Using Detached Objects

  • In a three tiered architecture, consider using detached objects.
  • When using a servlet / session bean architecture, you could pass persistent objects loaded in the session

bean to and from the servlet / JSP layer.

  • Use a new session to service each request.
  • Use Session.merge() or Session.saveOrUpdate() to synchronize objects with the database.

Usually update() or saveOrUpdate() are used in the following scenario:

  • the application loads an object in the first session
  • the object is passed up to the UI tier
  • some modifications are made to the object
  • the object is passed back down to the business logic tier
  • the application persists these modifications by calling update() in a second session
// in the first session
Cat cat = (Cat) firstSession.load(Cat.class, catID);
// in a higher tier of the application
Cat mate = new Cat();
cat.setMate(mate);
// later, in a new session
secondSession.saveOrUpdate(cat); // update existing state (cat has a non-null id)
secondSession.saveOrUpdate(mate); // save the new instance (mate has a null id)

Consider externalising query strings

This is a good practice if your queries call non-ANSI-standard SQL functions. Externalising the query strings to mapping files will make the application more portable. It also decreases the likelihood of injection because the Query objects let you set individual parameters but not the entire query string - you can only do that when you pass the string into the Query implementation constructor or call Session.createQuery.

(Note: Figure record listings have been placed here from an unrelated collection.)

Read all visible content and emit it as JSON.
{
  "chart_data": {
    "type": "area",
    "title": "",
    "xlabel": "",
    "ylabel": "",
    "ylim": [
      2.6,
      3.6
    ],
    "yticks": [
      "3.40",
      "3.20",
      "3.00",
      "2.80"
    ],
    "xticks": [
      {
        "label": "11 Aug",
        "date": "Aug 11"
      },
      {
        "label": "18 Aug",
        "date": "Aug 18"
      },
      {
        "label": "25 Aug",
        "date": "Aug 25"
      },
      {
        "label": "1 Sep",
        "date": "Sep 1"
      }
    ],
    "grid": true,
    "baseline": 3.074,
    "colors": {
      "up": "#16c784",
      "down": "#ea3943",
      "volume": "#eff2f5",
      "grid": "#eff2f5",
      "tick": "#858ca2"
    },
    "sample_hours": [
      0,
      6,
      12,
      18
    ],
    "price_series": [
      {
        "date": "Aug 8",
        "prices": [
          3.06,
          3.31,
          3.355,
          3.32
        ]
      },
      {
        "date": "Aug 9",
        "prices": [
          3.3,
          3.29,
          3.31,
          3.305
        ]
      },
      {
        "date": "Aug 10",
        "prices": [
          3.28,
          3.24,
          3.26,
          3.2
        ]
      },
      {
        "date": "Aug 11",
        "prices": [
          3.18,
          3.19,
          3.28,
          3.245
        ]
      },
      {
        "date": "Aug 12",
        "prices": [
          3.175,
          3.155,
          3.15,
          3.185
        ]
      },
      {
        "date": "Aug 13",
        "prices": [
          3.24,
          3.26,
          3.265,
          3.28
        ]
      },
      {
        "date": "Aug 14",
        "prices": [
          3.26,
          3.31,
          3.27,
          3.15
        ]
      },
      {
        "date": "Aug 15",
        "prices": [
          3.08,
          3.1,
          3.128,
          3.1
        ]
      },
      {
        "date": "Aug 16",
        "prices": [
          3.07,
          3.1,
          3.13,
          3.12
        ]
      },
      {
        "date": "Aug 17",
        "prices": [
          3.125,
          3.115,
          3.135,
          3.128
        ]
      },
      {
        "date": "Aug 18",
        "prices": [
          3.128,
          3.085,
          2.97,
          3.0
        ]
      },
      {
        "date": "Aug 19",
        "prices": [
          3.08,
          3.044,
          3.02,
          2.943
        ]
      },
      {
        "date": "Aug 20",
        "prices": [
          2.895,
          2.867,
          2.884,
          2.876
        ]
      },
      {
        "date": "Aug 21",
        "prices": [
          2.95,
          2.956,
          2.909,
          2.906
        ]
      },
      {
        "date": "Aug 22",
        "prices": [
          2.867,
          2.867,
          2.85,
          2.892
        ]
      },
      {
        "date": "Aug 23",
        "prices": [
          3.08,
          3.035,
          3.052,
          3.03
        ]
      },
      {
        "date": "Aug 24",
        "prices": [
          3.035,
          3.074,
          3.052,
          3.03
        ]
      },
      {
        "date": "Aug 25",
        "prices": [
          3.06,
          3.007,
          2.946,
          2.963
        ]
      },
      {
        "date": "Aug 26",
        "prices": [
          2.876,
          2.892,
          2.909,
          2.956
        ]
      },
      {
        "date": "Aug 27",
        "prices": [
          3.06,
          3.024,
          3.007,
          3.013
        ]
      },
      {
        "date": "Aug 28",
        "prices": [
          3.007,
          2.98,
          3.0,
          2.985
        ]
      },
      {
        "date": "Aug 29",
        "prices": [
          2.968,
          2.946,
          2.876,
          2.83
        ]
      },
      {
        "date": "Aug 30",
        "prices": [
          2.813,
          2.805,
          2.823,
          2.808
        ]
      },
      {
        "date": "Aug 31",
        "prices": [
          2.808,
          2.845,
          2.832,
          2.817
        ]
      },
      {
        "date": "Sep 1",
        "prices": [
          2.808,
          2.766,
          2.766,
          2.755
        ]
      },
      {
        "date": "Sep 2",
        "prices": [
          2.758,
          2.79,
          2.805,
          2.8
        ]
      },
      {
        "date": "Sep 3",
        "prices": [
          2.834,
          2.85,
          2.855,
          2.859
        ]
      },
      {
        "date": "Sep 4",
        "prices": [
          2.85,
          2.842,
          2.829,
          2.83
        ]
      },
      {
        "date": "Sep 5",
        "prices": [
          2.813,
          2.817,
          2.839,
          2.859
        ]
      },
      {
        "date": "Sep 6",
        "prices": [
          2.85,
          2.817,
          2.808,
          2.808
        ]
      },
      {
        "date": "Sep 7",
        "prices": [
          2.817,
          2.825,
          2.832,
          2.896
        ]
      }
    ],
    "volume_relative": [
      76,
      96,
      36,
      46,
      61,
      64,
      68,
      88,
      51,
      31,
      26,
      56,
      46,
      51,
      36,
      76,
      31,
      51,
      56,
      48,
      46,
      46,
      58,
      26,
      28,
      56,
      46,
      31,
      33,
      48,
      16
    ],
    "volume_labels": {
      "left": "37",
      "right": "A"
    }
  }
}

Edge cases are still possibilities!

  • Basically the application would have to be messy enough to be binding parameters here, and concatenating variables there to the same query string.
  • You can extract the query string using Query.getQueryString(), and although you can't manipulate the string and 'add' it back to the Query object, you could theoretically taint it and use it in another instance of Query. Dumb? yes. Possible? Yes.

So how to externalize?

You may define named queries in the mapping document.

  <query name="ByNameAndMaximumWeight"><![CDATA[
     from eg.DomesticCat as cat
     where cat.name = ?
     and cat.weight > ?
     ] ]></query>

Parameter binding and executing is done programatically:

     Query q = sess.getNamedQuery("ByNameAndMaximumWeight");
     q.setString(0, name);
     q.setInt(1, minWeight);
     List cats = q.list();
  • Note that the actual program code is independent of the query language that is used, you may also define native

SQL queries in metadata, or migrate existing queries to Hibernate by placing them in mapping files.

  • Also note that a query declaration inside a <hibernate-mapping> element requires a global unique name for the

query, while a query declaration inside a <class> element is made unique automatically by prepending the fully qualified name of the class, for example eg.Cat.ByNameAndMaximumWeight.